A legislação de 2017 definiu o funcionamento da contratação de terceiros e também suas implicações legais. Em geral, toda a fiscalização e aplicação de multas se dá conforme a CLT. Por isso é de extrema importância garantir a regularidade da empresa prestadora ao contratar qualquer serviço terceirizado. 

Por isso, no post de hoje vamos informar como funciona a fiscalização e quais cuidados deve-se ter ao contratar uma empresa terceirizada. 

A respeito do descumprimento de legislação, a lei nº 13 429 de 2017 diz o seguinte: Art. 19-A. O descumprimento do disposto nesta Lei sujeita a empresa infratora ao pagamento de multa (Incluído pela Lei nº 13.429, de 2017) 

Parágrafo único. A fiscalização, a autuação e o processo de imposição das multas reger-se-ão pelo Título VII da Consolidação das Leis do Trabalho (CLT), aprovada pelo Decreto-Lei nº 5.452, de 1o de maio de 1943

Vamos entender o que isso significa na prática. 

Conforme o parágrafo único do Artigo 19-A da lei 13 429 de 2017, a fiscalização do trabalho dos terceirizados ocorre da mesma forma que na CLT. O que ocorre na vida real é que um fiscal devidamente identificado pode aparecer nas dependências de uma empresa e verificar se há alguma irregularidade, que poderá ser via denuncia ou decorrente de um acidente/incidente de trabalho.  

Os acidentes ou incidentes de trabalhos trazem à tona se todos os requisitos legais da contratação foram atendidos.

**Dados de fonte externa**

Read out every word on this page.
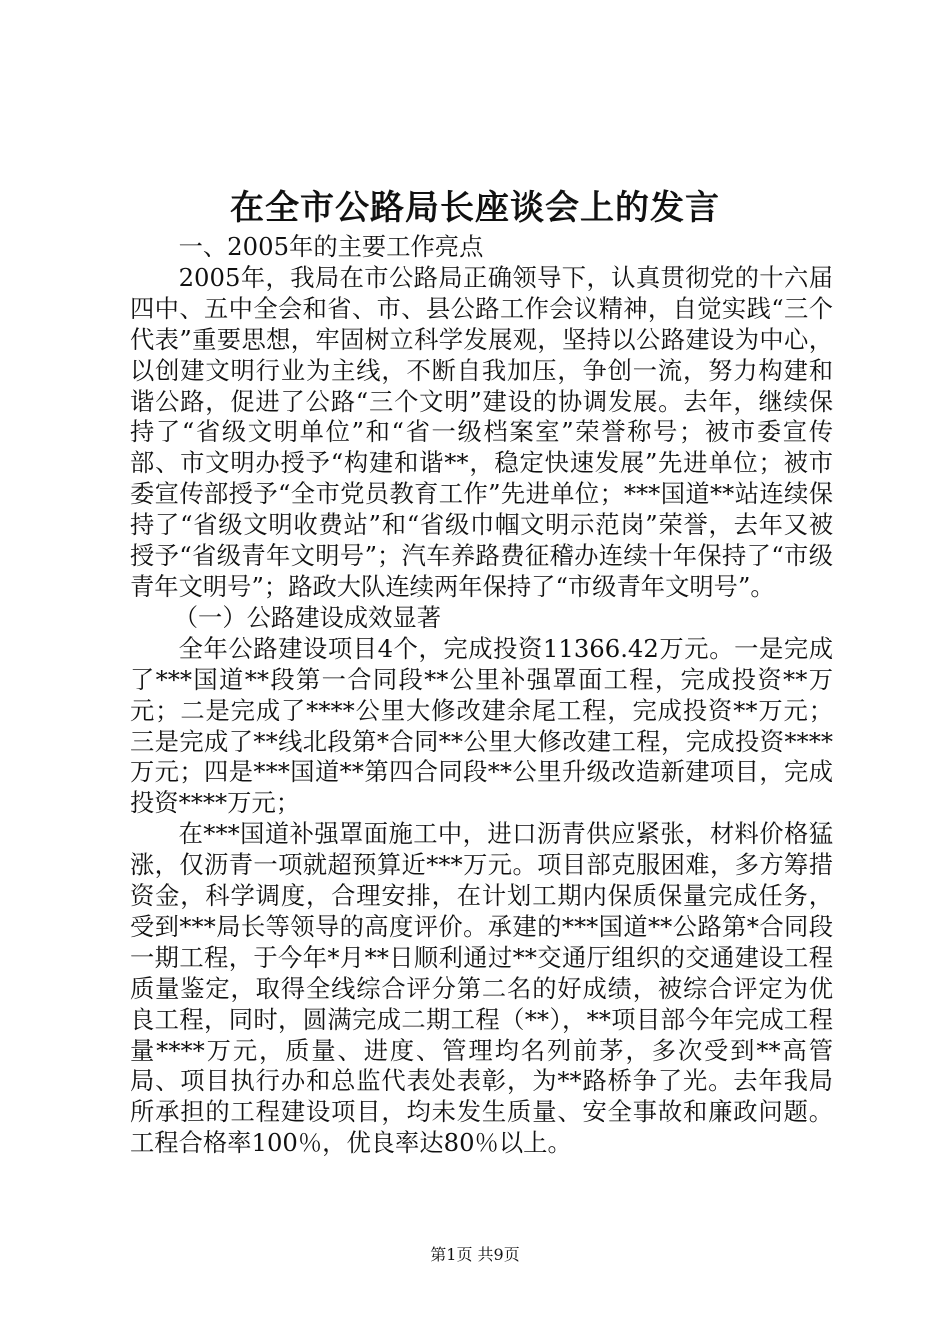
在全市公路局长座谈会上的发言

一、2005年的主要工作亮点

2005年，我局在市公路局正确领导下，认真贯彻党的十六届四中、五中全会和省、市、县公路工作会议精神，自觉实践“三个代表”重要思想，牢固树立科学发展观，坚持以公路建设为中心，以创建文明行业为主线，不断自我加压，争创一流，努力构建和谐公路，促进了公路“三个文明”建设的协调发展。去年，继续保持了“省级文明单位”和“省一级档案室”荣誉称号；被市委宣传部、市文明办授予“构建和谐**，稳定快速发展”先进单位；被市委宣传部授予“全市党员教育工作”先进单位；***国道**站连续保持了“省级文明收费站”和“省级巾帼文明示范岗”荣誉，去年又被授予“省级青年文明号”；汽车养路费征稽办连续十年保持了“市级青年文明号”；路政大队连续两年保持了“市级青年文明号”。

（一）公路建设成效显著

全年公路建设项目4个，完成投资11366.42万元。一是完成了***国道**段第一合同段**公里补强罩面工程，完成投资**万元；二是完成了****公里大修改建余尾工程，完成投资**万元；三是完成了**线北段第*合同**公里大修改建工程，完成投资****万元；四是***国道**第四合同段**公里升级改造新建项目，完成投资****万元；

在***国道补强罩面施工中，进口沥青供应紧张，材料价格猛涨，仅沥青一项就超预算近***万元。项目部克服困难，多方筹措资金，科学调度，合理安排，在计划工期内保质保量完成任务，受到***局长等领导的高度评价。承建的***国道**公路第*合同段一期工程，于今年*月**日顺利通过**交通厅组织的交通建设工程质量鉴定，取得全线综合评分第二名的好成绩，被综合评定为优良工程，同时，圆满完成二期工程（**），**项目部今年完成工程量****万元，质量、进度、管理均名列前茅，多次受到**高管局、项目执行办和总监代表处表彰，为**路桥争了光。去年我局所承担的工程建设项目，均未发生质量、安全事故和廉政问题。工程合格率100％，优良率达80％以上。

第1页 共9页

Mesmo para incidentes leves já são feitas fiscalizações, porém quando ocorre algo grave já envolve o MTE, podendo até ter envolvimento da Polícia Civil. Nessa fiscalização, ou investigação, são apurados os fatos e as possíveis responsabilidades que a empresa contratante pode ter. 

Durante essas fiscalizações é averiguado o local de trabalho do funcionário e sua documentação. A partir disso o fiscal irá averiguar se o funcionário está exercendo apenas a função descrita no contrato, se ele está apto a realizar os serviços (com os documentos necessários, pagamentos em dia, etc) e se o ambiente está de acordo para a realização de sua função. Atestando qualquer possível infração, a empresa tem até 10 dias para apresentar defesa. 

Comprovando a irregularidade em alguma das questões acima pode haver aplicação de multas e processos. Em relação a encargos trabalhistas do funcionário a responsabilidade da empresa contratante é subsidiária, ou seja, só sofrerá com multas caso a empresa terceirizada não consiga arcar com o processo. Porém, a empresa contratante é responsável por garantir que o funcionário exerça apenas a função descrita no contrato. 

Caso o processo tenha como início um acidente ou incidente de trabalho toda essa questão piora. Como agravantes temos a possível falta de cuidado na contratação, falta de fiscalização e negligência. Se algo for comprovado, pouco resta para fins de defesa, visto que houve culpa no “in vigilando” que é o ato de vigiar o que foi contratado x o que deveria ser realizado. 

Ocorrendo ou não os agravantes que envolvem incidentes de trabalho, é extremamente danoso para uma empresa qualquer irregularidade. As multas, sanções e processos impactam diretamente o financeiro e jurídico, mas, além disso, há impactos na imagem da empresa. Ninguém quer estar envolvido com problemas trabalhistas, mas da mesma forma, as possíveis multas e implicações legais da contratação de terceiros não devem amedrontar as empresas que desejam utilizar serviços terceirizados.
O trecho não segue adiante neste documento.